‘We are concerned’: Dallas police ask for FBI help after third transgender woman killed
A passerby found her body Saturday evening floating in White Rock Lake, an urban preserve dotted with sailboats and kayaks in northeastern Dallas. With a thunderstorm bearing down, a game warden
scrambled to pull out the corpsebefore it could sink beneath the wind-whipped waves.
On Monday, Dallas police identified her as Chynal Lindsey, 26, and said they’re investigating the death as a homicide, making her the latest transgender woman slain in a city where violence against that population has reached frightening proportions.
With at least two other transgender women killed since October — including Muhlaysia Booker, whose death drew national headlines last month — and another stabbed nearly to death, Dallas police have now asked the FBI for help.
“We are concerned,” Dallas Police Chief U. Reneé Hall
told reporters Monday. “We are actively and aggressively investigating this case, and we have reached out to our federal partners to assist in these efforts.”
That’s a welcome message to activists and the LGBTQ community in Dallas, where complaints
have long lingered that police haven’t taken seriously a rising tide of violence against transgender women.
“These women are victims of systemic abuse, and not just violence,” Paul Kalburgi, a playwright who recently spent two years interviewing transgender women in Dallas for a play, told The Washington Post. “From health care, to legal aid, to employment and housing, those doors are often closed to transgender women and particularly transgender women of color.”
Murders have plagued the transgender community nationally, with at least 29 such homicides recorded in 2017 and at least 26 last year,
according to the Human Rights Campaign. Many of those cases go unsolved.
One such killing in Dallas sparked Kalburgi’s involvement. He’d moved from his native Britain to North Texas just before 22-year-old Shade Schuler’s body was found in a Dallas field in July 2015. Horrified to learn of the rising number of homicides of transgender women, he began interviewing dozens of members of that community for a play centered on Schuler’s death.

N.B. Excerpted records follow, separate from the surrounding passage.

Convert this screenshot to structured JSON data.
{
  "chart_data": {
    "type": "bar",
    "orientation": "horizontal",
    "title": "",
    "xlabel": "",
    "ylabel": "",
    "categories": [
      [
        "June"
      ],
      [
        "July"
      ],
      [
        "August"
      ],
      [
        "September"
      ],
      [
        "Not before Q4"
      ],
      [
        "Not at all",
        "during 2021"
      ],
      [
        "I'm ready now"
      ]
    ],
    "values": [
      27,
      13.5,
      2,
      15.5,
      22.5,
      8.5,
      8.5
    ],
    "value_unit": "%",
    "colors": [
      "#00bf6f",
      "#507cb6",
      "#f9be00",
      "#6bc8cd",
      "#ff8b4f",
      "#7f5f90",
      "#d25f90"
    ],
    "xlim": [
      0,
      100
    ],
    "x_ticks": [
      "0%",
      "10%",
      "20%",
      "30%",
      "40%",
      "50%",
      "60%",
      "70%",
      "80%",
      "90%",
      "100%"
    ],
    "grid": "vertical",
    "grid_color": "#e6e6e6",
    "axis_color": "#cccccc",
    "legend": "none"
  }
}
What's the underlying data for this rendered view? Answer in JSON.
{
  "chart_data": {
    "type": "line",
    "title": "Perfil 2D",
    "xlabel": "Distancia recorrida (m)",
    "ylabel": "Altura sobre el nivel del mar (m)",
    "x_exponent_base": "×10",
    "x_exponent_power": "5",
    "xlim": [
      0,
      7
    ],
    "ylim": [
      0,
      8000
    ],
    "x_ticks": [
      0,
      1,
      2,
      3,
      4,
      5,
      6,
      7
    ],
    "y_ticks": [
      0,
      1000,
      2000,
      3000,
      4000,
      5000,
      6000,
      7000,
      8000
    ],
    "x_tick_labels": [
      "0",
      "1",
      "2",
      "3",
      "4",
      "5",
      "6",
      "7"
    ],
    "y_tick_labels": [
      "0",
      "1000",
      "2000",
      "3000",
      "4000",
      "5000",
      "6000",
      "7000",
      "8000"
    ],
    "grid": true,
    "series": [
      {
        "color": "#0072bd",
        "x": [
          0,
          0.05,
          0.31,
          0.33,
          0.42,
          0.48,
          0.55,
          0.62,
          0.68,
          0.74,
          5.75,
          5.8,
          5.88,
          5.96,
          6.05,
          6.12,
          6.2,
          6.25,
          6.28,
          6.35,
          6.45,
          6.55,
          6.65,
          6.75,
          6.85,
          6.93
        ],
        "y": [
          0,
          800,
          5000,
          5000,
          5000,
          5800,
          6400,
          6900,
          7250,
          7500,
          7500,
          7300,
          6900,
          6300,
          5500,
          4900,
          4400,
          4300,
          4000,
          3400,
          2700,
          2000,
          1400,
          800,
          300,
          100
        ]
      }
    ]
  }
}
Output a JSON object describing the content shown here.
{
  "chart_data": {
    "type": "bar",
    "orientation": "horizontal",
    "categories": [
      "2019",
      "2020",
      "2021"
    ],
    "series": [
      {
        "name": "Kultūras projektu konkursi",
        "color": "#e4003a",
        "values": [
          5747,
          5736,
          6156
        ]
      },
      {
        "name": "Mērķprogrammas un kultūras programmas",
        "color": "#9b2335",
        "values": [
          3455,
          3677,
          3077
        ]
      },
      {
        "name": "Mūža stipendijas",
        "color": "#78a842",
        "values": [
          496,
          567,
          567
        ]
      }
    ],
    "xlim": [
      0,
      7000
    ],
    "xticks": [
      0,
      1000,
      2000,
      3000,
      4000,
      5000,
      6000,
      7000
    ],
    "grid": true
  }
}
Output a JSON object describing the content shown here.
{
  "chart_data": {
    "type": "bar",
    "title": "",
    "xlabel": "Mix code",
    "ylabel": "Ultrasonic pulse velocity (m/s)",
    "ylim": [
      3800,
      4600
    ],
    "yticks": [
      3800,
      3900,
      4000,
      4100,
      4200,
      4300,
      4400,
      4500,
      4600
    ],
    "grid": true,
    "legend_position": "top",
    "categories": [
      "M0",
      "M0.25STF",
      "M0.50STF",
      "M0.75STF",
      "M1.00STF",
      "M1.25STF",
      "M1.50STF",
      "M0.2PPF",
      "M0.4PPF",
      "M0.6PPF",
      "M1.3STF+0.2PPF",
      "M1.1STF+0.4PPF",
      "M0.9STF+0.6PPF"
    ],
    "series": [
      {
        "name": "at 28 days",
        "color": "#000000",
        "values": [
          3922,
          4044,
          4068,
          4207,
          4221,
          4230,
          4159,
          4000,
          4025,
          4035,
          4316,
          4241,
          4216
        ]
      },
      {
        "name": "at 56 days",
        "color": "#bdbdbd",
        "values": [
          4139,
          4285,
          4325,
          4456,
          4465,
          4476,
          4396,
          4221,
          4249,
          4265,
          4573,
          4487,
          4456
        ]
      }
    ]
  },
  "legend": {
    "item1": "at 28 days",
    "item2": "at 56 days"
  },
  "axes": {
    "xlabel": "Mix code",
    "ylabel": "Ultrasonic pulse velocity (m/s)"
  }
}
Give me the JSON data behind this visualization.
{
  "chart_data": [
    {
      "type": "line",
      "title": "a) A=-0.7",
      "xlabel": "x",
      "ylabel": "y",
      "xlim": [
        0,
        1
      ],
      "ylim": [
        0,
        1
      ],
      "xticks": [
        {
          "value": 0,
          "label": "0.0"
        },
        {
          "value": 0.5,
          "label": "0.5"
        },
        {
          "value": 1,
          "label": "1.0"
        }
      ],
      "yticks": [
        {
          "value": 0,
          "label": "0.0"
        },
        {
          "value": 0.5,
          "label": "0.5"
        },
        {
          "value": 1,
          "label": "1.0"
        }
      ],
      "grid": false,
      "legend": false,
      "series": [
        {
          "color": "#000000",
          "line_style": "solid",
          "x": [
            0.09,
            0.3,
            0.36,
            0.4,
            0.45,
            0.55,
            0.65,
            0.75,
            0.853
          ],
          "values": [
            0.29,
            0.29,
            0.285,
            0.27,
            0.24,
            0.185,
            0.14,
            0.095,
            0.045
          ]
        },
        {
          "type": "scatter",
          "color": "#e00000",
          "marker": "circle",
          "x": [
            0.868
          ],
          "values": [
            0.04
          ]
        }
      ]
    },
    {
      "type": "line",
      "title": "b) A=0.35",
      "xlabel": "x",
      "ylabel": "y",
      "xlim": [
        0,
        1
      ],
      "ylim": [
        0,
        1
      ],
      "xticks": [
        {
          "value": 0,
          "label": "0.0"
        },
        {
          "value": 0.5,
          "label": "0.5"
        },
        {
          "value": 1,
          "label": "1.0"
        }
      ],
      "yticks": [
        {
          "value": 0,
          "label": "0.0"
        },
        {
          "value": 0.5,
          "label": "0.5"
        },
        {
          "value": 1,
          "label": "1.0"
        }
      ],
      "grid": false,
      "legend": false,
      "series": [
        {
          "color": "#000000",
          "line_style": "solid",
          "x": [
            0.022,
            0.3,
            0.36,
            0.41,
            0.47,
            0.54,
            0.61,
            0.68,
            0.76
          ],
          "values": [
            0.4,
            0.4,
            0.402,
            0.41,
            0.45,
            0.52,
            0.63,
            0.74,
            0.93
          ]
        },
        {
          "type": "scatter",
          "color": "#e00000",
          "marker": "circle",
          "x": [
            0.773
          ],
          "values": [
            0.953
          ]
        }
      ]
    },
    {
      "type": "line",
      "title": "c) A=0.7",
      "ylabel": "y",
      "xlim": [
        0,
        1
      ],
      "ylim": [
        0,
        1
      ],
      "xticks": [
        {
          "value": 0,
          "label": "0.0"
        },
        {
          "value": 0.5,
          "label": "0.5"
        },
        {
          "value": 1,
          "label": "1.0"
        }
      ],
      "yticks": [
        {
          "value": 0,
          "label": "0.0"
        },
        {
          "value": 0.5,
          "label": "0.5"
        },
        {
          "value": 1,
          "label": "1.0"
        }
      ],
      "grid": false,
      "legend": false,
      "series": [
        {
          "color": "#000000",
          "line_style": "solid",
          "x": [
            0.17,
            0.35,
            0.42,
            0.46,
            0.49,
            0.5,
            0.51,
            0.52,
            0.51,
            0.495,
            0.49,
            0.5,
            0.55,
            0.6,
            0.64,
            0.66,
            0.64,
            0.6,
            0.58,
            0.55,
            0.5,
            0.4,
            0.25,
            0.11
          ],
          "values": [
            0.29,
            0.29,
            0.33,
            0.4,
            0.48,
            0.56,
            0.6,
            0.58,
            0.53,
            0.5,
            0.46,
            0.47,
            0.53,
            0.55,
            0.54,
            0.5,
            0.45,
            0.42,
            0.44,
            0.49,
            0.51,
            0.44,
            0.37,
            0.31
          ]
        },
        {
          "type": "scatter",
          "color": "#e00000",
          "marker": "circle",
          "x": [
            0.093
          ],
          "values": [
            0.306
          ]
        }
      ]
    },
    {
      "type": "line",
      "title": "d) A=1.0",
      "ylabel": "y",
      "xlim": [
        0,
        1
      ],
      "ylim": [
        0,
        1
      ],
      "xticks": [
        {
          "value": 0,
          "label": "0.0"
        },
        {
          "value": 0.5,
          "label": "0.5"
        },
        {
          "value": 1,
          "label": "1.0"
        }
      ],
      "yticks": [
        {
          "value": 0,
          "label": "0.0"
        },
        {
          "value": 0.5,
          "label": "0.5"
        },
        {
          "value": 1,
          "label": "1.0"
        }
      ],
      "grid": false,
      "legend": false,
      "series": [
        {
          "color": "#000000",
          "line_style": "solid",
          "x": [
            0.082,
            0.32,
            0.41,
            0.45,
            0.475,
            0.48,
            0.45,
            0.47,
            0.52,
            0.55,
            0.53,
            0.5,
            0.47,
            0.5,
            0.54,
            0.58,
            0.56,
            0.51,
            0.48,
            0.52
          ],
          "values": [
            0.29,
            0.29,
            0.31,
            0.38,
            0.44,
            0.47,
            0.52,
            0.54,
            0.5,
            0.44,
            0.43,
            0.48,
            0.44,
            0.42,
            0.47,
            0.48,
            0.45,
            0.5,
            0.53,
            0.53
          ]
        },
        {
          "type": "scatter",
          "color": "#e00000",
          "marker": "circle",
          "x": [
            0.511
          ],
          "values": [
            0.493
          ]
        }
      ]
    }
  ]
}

“I learned that African American transgender women are a marginalized, often forgotten part of society,” he said.
Indeed, Schuler’s killing remains unsolved four years later. Another act of brutal violence brought the plight of Dallas’s black transgender community back onto the national radar in April. That’s when Booker, a 23-year-old transgender woman,
was filmed being viciously beaten as a crowd looked on outside an apartment complex.
A 29-year-old man named Edward Thomas was later charged with aggravated assault in that attack. Booker said she felt lucky to be alive and hoped the viral video would raise awareness of the violence transgender women face. “This time, I can stand before you,”
she told reporters, “whereas in other scenarios, we are at a memorial.”
Just a month later, her words proved prophetic. Booker was found shot to death in the street on May 18. Police haven’t revealed a motive or any suspects in her killing.
But three days after Booker’s death, police announced that they feared her killing may be linked to at least two other attacks on transgender women. On Oct. 21, 2018, Brittany White, 29, was fatally shot in a parked car in southeast Dallas. Six months later, an unnamed 26-year-old transgender woman was stabbed multiple times and left to die in south Dallas, though she survived.
“These cases, though not directly related at this time, do have similarities the public needs to be made aware of,”
Dallas Police Maj. Vincent Weddington told reporters on May 21, noting that two of the victims had been in a similar part of Dallas, and all three either got into a car with someone or allowed someone into their car before the attacks.
Details are still slim on Lindsey’s death and investigators stressed that they’re not certain of any link to the other killings. Asked whether a single serial killer could be at work, Hall, the police chief, said that “right now, we don’t have the evidence to substantiate that.”
While national statistics are scarce, Lindsey is at least the sixth black transgender woman fatally shot to death this year across the country,
according to information the Human Rights Coalition provided to the Guardian.
“It’s easy to look at these murders and to say there must be a particular gang doing this or one person,” Kalburgi told The Post. “But the fact is, murders of transgender women are still happening everywhere in the U.S.”